Ich kann mich wage daran erinnern, dass mir irgendjemand mal erzählt hat, Brüssel sei keine schöne Stadt. Dieser Jemand kann meiner Ansicht nach eigentlich noch nie einen Fuß auf den Boden der belgischen Hauptstadt gesetzt haben. Jedenfalls hat er sicher nie den Grand Place oder irgendeine der Straßen und kleinen Gassen im Stadtkern betreten.
Brüssel ist vielerorts bildhübsch, abwechslungsreich und voller Leben. Ein intensiver Tag in Brüssel in drei Akten…
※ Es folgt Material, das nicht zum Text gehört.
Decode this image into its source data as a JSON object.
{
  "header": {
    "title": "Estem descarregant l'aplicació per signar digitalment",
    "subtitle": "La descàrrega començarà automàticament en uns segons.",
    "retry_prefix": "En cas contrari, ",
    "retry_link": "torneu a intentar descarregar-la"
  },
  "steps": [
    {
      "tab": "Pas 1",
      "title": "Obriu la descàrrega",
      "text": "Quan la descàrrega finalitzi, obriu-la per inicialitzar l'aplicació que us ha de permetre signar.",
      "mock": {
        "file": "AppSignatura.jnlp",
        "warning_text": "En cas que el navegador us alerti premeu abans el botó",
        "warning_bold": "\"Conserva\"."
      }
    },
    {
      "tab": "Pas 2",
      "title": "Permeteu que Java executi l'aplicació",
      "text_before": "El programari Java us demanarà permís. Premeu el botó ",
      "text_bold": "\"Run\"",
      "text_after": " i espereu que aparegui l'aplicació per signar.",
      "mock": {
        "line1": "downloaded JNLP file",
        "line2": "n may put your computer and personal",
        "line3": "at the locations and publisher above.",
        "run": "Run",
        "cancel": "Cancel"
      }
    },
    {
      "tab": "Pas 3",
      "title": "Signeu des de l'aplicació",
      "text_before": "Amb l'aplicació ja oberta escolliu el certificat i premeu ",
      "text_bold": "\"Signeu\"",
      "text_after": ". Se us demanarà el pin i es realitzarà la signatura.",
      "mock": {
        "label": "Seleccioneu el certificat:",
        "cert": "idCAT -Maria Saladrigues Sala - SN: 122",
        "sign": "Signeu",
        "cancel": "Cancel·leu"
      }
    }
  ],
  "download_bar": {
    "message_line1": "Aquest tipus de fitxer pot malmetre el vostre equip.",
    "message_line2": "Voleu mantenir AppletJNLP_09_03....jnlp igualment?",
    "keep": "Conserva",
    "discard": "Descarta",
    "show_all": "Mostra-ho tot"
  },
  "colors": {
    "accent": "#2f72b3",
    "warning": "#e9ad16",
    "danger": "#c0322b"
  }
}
Erster Teil: Sightseeing – Alles beginnt am Grand Place
Brüssel lässt sich wunderbar erlaufen. Die Hauptattraktionen der Stadt liegen alle in einem überschaubaren Radius. Lediglich das weltberühmte Wahrzeichen Brüssels, das Atomium, das einst zur Weltaustellung errichtet wurde und eigentlich nur für ein paar Monate stehen bleiben sollte, liegt ein paar Kilometer außerhalb. Als Startpunkt unserer Sightseeing-Tour wählten wir den Grand Place, das unangefochtende Zentrum der Stadt. Hier kann man mit unzähligen Touristen das wunderschöne Rathaus mit seinem charakteristischen Turm bestaunen, der imposant über die Häuser der Stadt ragt. Am Grand Place ist allerdings jedes Gebäude ein absoluter Hingucker.

Rathaus am Grand Place
Nur wenige Schritte enfernt befindet sich eine weitere Schönheit Brüssels: Les Galeries Royales Saint-Hubert, eine wunderschöne Galerie, in der sich prunkvoll dekorierte Geschäfte aneinander reihen. Natürlich gibt es auch hier, wie überall im Innenstadtkern, jede Menge belgische Schokolade zu erstehen.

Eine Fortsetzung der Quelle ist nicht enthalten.